Testing data on the imported soils shows elevated levels of metals, hydrocarbons, and other contaminants. The soils were approved for disposal in a capped landfill, but they were not approved for deposition in off-site wetlands. Any realistic assessment of "biological, ecological, and physical impairments" to these wetlands should have included chemical testing of sediments derived from these soils, especially insofar as the resulting data might influence the recommended "no action" alternative. The Plan is completely silent on this issue.
Last summer, grad students from UMASS familiar with invertebrate sampling protocols used to assess stream health visited several of the off-site wetlands affected by the project. The gross appearance of the wetlands elicited comments such as "Death Valley" and "bio-desert." Although some of these protocols have achieved wide acceptance, the Plan never intimates that they could be useful in evaluating biological and and ecological impairments to the wetlands at issue.

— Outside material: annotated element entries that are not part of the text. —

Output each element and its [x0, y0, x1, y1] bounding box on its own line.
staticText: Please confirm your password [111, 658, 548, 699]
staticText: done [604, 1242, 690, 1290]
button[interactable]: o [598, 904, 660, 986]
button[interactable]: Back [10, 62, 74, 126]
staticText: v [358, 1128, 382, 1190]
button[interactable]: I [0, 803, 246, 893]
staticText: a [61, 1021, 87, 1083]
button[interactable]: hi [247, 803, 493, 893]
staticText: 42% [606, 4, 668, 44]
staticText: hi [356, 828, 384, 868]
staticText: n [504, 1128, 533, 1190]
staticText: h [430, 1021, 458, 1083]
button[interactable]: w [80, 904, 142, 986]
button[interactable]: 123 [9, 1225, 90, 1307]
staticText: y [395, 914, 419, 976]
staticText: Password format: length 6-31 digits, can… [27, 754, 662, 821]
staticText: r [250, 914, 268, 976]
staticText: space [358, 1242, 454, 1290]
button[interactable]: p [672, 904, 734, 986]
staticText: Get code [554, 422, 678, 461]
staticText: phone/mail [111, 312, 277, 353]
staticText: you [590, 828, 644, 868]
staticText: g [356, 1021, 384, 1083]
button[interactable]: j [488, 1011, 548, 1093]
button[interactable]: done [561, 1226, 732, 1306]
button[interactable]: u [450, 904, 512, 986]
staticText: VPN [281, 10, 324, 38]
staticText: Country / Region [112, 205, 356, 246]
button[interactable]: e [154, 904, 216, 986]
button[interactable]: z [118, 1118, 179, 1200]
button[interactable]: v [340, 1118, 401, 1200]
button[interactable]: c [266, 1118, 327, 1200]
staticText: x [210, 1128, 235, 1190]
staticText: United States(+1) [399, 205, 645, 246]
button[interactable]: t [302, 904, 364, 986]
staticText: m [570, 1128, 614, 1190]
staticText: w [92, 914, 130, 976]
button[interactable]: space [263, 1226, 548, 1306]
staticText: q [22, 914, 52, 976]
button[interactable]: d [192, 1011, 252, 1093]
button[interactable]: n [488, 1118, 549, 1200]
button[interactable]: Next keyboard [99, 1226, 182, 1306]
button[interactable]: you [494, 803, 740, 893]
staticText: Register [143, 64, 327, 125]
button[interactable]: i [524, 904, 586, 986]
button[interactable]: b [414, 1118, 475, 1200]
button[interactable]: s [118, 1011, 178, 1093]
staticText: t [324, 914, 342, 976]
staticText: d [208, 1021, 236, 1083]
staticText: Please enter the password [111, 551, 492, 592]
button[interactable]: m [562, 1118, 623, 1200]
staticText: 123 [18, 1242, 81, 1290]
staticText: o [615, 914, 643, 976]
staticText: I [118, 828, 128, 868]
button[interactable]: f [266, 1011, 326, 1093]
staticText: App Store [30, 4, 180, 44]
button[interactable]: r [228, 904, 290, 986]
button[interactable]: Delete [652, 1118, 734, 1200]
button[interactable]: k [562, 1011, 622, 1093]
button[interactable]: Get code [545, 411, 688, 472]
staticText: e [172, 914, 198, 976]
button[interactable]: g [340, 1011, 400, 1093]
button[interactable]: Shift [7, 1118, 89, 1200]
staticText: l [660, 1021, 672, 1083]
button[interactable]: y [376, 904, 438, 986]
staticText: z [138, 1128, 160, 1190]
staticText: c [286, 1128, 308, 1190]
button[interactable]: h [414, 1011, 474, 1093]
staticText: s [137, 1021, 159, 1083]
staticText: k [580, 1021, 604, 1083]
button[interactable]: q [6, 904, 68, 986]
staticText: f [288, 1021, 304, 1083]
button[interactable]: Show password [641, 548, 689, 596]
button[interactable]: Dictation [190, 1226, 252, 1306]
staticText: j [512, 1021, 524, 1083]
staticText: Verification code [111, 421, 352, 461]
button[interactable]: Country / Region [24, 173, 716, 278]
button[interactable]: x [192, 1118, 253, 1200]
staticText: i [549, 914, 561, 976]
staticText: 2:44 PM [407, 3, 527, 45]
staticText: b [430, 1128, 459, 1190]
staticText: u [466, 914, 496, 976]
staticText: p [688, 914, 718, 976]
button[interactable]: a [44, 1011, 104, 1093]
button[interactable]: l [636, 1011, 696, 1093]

If estuarine sampling had been performed at the upper end of Black's Creek, it would have documented the recent near-total die-off of filter feeders (barnacles) on hard intertidal substrates. Another item that should have been discussed was the failure of the smelt spawning run in Furnace Brook last spring.
The only biological indicator that the Plan documents is the appearance and composition of vegetation. But even here it is deficient. For instance, in describing "Milton Wetland 1" (p. 2), the report states:
The wetland, which transitions from a forested wetland to an emergent marsh west of the common reed (Phragmites australis) is occupied by native vegetation throughout every vegetative layer, canopy, shrub, and groundcover.
Apparently the authors did not notice the large "dead zone" involving many mature trees that recently developed in this area, perhaps because they visited in winter.
CONCLUSION
The best that can be said for the Plan is that it provides some useful data regarding unmixed surficial fine sediment deposits in the wetlands surveyed, although these deposits represent, as stated earlier, only a small portion of the total off-site migration of materials from the Quarry Hills project.
It is inadequate in every other respect. It doesn't begin to address the issue of "biological, ecological, and physical impairments" caused by stormwater discharges from Quarry Hills.